People think I’m classy. Maybe it’s because I make it look that way. I look calm, composed, sometimes soft even, but truth is I’m not simple at all. I’m complicated. I’m complex. I feel deeply, I think a lot, and yes, I do shout. I do scream like a lunatic sometimes. But to make me get there, you really need to piss me off badly. Otherwise, I’m actually very composed. Elegant even.
Maybe it’s age. I’m not twenty anymore, and thank god for that. I don’t have that kind of slang, that chaotic energy. I’ve grown into myself. I love elegance. I love high heels, skirts, dresses, and a perfect red lipstick. I guess I just see myself as a woman, not a girl. I don’t fool around to impress anyone. I’m not here to chase trends or fit into this new version of what’s considered “cool.”

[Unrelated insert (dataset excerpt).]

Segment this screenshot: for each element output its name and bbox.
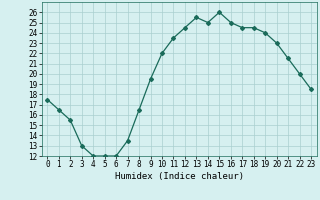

I think nylons are fucking sexy. Not for the camera, not for a post. I mean wearing a dress, nylons, and heels while I’m having dinner with my man. That’s elegance. That’s sensuality. That’s womanhood.
I’ve always been elegant. Even when I wear a tracksuit. Even when I wear nothing. It’s in the way I move, the way I carry myself. I’m not into today’s fashion. I don’t like Juicy Couture. I don’t like glitter, sparkles or that cheap shiny look. I’m more of an old money kind of woman. I don’t do it intentionally, it’s just who I am.
I pay attention to details, the way colors blend, the texture of fabric, how things fit, how they make me feel. I’ll never wear cheap looking things. I’m not talking about price. I’m talking about the vibe. There’s a difference between something inexpensive and something that looks cheap.
A few days ago I was scrolling through TikTok and saw some nightlife videos from Manchester. Some girls looked sexy, but 99.9% of them looked like walking disasters. Short dresses that barely hold, walking like little ducks on broken heels, crying drunk on the street over some guy they met a few days ago who never called them back. Where’s the beauty in that? What happened?
Maybe it’s just my age. Maybe it’s because I’m European. Or maybe it’s because I was raised around women who understood that sexy doesn’t mean desperate. Especially Eastern European women, we’re just built differently. We’re elegant as fuck. We’re women. We’re classy. And that’s real power.